Cresciuto nel solco del peronismo, Jorge Mario Bergoglio resiste negli anni Settanta alla sbandata marxista di molti suoi colleghi, ma ciò non fa di lui un avversario meno acerrimo delle democrazie liberali prima e della globalizzazione disgregatrice e plurale poi. Ai tempi in cui dirigeva l’Università del Salvador di Buenos Aires non badava alle sottigliezze: accettava docenti di ogni corrente, peronisti o comunisti, a patto che non fossero «liberali». «I regimi “popolari” si possono “redimere”: sono pur sempre figli dell’utopia cristiana. Gli altri no, sono “coloniali”». È durissima rintracciare qualche menzione dei progressi compiuti dall’umanità nei sermoni di Bergoglio, che anzi volgono spesso al millenarismo, alla profezia apocalittica: lo sfruttamento e l’ingiustizia perdono qualsiasi dimensione storica o contestuale e diventano una condizione dovuta all’avvento della rivoluzione illuminista. Se la modernità è corruzione e decadenza, non sorprende pertanto che la catastrofe ecologica prossima ventura sia in cima alle sue preoccupazioni poiché gli si offre come il perfetto scenario di redenzione. Imperativo è quindi decrescere, rallentare, i poveri si guadagneranno il regno dei cieli e in fondo cos’è il capitalismo se non speculazione, sfruttamento, peccato: «La sua concezione economica poggia su un imperativo categorico: “La ricchezza va distribuita”. Come la ricchezza di cui esige la distribuzione si crei non è oggetto della sua predicazione. Al pari degli altri “populisti gesuiti”, il papa invoca la parabola dei pani e dei pesci a fondamento della scienza economica».

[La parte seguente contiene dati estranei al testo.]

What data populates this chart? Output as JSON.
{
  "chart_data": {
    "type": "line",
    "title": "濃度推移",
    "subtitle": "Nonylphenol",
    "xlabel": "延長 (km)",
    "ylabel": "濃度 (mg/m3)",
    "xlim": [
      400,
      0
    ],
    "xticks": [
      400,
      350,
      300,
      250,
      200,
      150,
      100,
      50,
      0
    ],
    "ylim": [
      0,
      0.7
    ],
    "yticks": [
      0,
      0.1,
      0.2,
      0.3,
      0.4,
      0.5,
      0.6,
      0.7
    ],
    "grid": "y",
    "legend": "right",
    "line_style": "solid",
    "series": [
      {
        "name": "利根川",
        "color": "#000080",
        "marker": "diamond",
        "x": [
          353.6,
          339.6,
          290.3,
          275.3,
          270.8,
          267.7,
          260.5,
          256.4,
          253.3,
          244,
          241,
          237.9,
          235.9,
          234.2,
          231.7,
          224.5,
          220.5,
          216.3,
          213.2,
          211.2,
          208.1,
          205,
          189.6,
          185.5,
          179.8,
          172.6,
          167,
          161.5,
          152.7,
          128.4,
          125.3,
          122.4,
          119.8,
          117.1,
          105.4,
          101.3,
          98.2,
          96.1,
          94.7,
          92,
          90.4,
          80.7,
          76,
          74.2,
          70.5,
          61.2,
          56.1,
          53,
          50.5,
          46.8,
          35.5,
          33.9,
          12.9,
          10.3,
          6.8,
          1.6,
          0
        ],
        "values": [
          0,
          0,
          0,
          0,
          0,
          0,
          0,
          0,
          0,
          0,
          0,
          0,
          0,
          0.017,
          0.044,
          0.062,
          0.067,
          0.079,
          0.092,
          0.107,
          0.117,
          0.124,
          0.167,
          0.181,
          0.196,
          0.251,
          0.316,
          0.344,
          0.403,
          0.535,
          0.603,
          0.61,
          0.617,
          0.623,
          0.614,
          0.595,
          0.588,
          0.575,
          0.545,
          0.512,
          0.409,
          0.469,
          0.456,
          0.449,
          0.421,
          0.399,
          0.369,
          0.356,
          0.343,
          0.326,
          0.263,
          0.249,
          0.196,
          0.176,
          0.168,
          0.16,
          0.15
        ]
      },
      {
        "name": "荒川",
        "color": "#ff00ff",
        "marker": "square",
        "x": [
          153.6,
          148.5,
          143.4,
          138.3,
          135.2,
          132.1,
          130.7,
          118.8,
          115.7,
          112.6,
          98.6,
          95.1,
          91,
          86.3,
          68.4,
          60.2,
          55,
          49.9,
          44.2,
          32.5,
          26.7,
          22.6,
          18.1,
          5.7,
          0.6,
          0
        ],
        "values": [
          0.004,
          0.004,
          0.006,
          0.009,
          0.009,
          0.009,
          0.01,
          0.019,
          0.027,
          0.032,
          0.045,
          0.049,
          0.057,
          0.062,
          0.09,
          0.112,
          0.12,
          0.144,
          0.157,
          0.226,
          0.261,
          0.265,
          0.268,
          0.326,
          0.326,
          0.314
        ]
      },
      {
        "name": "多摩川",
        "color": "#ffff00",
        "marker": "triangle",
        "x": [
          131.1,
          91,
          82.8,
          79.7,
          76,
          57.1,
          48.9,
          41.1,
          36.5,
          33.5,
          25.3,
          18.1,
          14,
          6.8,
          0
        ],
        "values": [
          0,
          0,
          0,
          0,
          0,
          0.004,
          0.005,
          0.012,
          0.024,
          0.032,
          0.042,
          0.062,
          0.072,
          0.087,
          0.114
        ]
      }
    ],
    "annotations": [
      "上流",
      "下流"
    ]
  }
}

Bergoglio fa anche un gran parlare delle periferie, chiamate a riscattarsi contro il centro cosmopolita, ma il popolo che ha in mente il papa è quello della Bibbia, sono gli umili e non i lavoratori. È un popolo prepolitico, mitologico, unico depositario di virtù, destinato a organizzarsi in un ordine politico organico di certo non passando per bazzecole come il contratto sociale, la separazione dei poteri o il multipartitismo.
Moltissimi sono stati gli europei che hanno guardato e guardano all’esperienza dei populismi gesuiti con favore, spesso attraverso le lenti distorte dell’esotismo, alla ricerca di una consolante unità che deve sembrargli persa nelle fortunatamente caotiche società contemporanee. Al contrario, la via socialdemocratica al progresso e la grisaglia delle riforme istituzionali hanno infiammato meno animi dell’Arcadia pauperista vagheggiata e praticata dai regimi latinoamericani di cui si occupa Zanatta. E mentre dal riscaldamento globale alla pandemia si susseguono le encicliche del primo papa gesuita in abiti francescani, alla fine di questa lettura ci viene il dubbio che anche da queste parti, per troppi, la falce e il martello abbiano sempre proiettato l’ombra di una croce.